O que fazer se a yas acha que teve 38 no brevet só por causa do cigarro e imita TUDO que a carmen faz?

O que fazer se a carmen foi corrompida pelos amiguinhos estranhos dela?

O que fazer quando a pessoa que você viu crescer cheia de ideais, alergias, comunidades anti-tabaco no orkut e dando lição de moral em todo e qualquer fumante conhecido ou não fica bêbada, desgrenhada e fumando bem na sua frente?
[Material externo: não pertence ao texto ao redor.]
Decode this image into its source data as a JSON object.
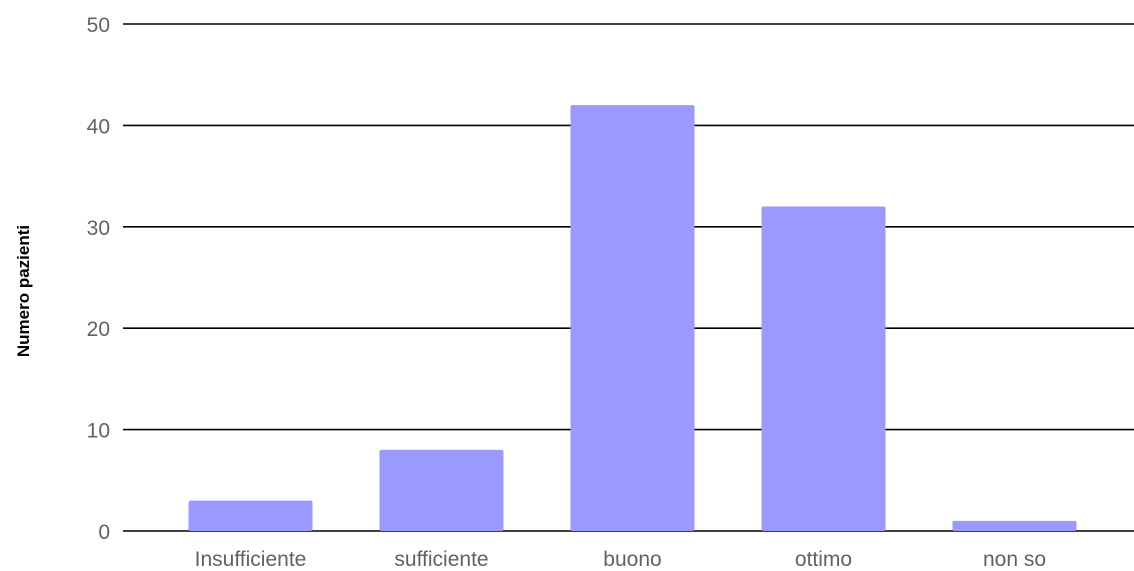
{
  "chart_data": {
    "type": "bar",
    "title": "",
    "xlabel": "",
    "ylabel": "Numero pazienti",
    "categories": [
      "Insufficiente",
      "sufficiente",
      "buono",
      "ottimo",
      "non so"
    ],
    "values": [
      3,
      8,
      42,
      32,
      1
    ],
    "ylim": [
      0,
      50
    ],
    "yticks": [
      "0",
      "10",
      "20",
      "30",
      "40",
      "50"
    ],
    "grid": true,
    "legend": "none",
    "colors": {
      "bar": "#9999ff",
      "grid": "#000000",
      "tick_text": "#5f6368",
      "axis_title": "#000000"
    }
  }
}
O que fazer quando você não consegue parar de chorar e nenhum de seus amigos oferece o menor consolo?

 

PORRA, eu quero consolo, eu quero colo, eu quero que o caralho da MORAL, dos IDEAIS de vocês volte às suas cabecinhas jovens e perdidas.

Eu quero meu namorado aqui, agora.

Eu quero me dar bem com os meus pais.

Eu quero poder ajudar todo mundo, PORRA, eu não quero ouvir que não é problema meu.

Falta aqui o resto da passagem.